Word n’est pas non plus adap­té pour l’écriture. Bien sûr que l’on peut uti­li­ser ce logi­ciel pour écrire, mais ce n’est pas son but pre­mier. La diver­si­té des options de mise en forme pro­po­sées perdent l’utilisateur sur des points qui n’ont sou­vent aucune impor­tance à ce stade. Le fond doit être sépa­ré de la forme. Choi­sir une police, une taille, une inter­ligne, modi­fier les marges, chan­ger la taille des pages… Réa­li­ser ces choix au départ n’est qu’une perte de temps car vous revien­drez for­cé­ment des­sus à la fin. Pire, vous ris­que­riez bien de créer des mises en forme concur­rentes qui empêchent l’homogénéisation des styles de votre docu­ment. Si vous n’êtes pas convain­cu, lisez donc cet article de mon cama­rade Jona­than, du blog SF.zone.

Pour écrire, il existe des logi­ciels spé­ci­fiques qui ont été créé pour cela. Si vous êtes sur Mac, vous pou­vez vous inté­res­ser à Ulysses (dont Jona­than parle ici). Il existe d’autres appli­ca­tions simi­laires, com­pa­tibles Win­dows, comme Typo­ra. Si vous pré­fé­rez un logi­ciel en ligne, vous pou­vez vous inté­res­ser à Wri­te­Con­trol ou à Scrib­book (ce der­nier étant plus ergo­no­mique que le pre­mier, mais aus­si pro­po­sant des options de mise en forme tota­le­ment inutiles et contre­pro­duc­tives pour créer un ePub, à l’instar de Word). Sur Typo­ra et sur Ulysses, les éven­tuels choix de police et de taille que vous faites ne sont des­ti­nés qu’à votre confort visuel au moment de l’écriture et ne seront pas (sauf si vous le sou­hai­tez) conser­vés lors de l’export. La forme est bien sépa­rée du fond.

Comment créer un ebook au format ePub, alors ?

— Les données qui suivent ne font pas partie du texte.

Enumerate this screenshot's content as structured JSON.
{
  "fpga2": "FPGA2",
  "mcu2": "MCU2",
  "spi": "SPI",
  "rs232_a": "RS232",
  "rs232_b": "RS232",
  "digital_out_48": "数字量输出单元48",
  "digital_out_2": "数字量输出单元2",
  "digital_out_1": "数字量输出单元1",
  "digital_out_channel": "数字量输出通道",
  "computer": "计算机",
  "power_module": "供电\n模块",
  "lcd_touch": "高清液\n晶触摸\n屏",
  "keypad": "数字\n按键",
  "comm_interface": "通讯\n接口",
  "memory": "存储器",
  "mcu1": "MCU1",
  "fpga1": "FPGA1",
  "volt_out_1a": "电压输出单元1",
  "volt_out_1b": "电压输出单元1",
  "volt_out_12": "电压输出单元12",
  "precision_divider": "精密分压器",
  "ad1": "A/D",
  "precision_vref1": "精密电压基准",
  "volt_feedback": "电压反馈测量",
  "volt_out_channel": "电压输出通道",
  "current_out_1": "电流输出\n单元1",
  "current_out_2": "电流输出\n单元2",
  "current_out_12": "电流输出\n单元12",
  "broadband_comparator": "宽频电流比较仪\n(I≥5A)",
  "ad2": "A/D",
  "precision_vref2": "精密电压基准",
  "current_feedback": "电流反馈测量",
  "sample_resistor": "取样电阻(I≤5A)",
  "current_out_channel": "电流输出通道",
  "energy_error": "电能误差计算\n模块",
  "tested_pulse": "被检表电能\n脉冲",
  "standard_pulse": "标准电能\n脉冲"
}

Avec des logi­ciels appro­priés. Le for­mat ePub repose sur les lan­gages HTML et CSS. Pour mai­tri­ser com­plè­te­ment le pro­ces­sus de créa­tion d’un fichier ePub, il est néces­saire de se fami­lia­ri­ser avec ces deux lan­gages. Si ce sujet vous inté­resse, vous pou­vez vous réfé­rer à mon guide (Autoé­di­tion, auto­pu­bli­ca­tion : Le guide com­plet). Calibre et Sigil sont deux outils libres qui per­mettent d’édi­ter des fichiers ePub. Pour créer des ebooks dignes de ce nom, il ne suf­fit pas de cli­quer sur un bou­ton « Conver­tir ». Il faut mettre la main dans le cam­bouis (com­pre­nez : dans le code). Un code HTML propre est la pre­mière étape de l’optimisation de votre fichier pour les liseuses.

Alors pourquoi tout le monde utilise Word ?

Parce que cela fonc­tionne. Enfin, par­fois.

Vous aurez un ebook qui pas­se­ra peut‐être les prin­ci­paux tests ePub, mais avec du code sale, et de poten­tielles erreurs sou­le­vées par les pla­te­formes de publi­ca­tion comme KDP. Le moindre élé­ment de mise en forme un tant soit peu com­plexe devien­dra alors très dif­fi­cile, voire impos­sible à mettre en œuvre.

Si vous ne sou­hai­tez pas aban­don­ner Word pour l’écriture de vos livres, ten­tez au moins de ne pas l’utiliser pour réa­li­ser vos ebooks.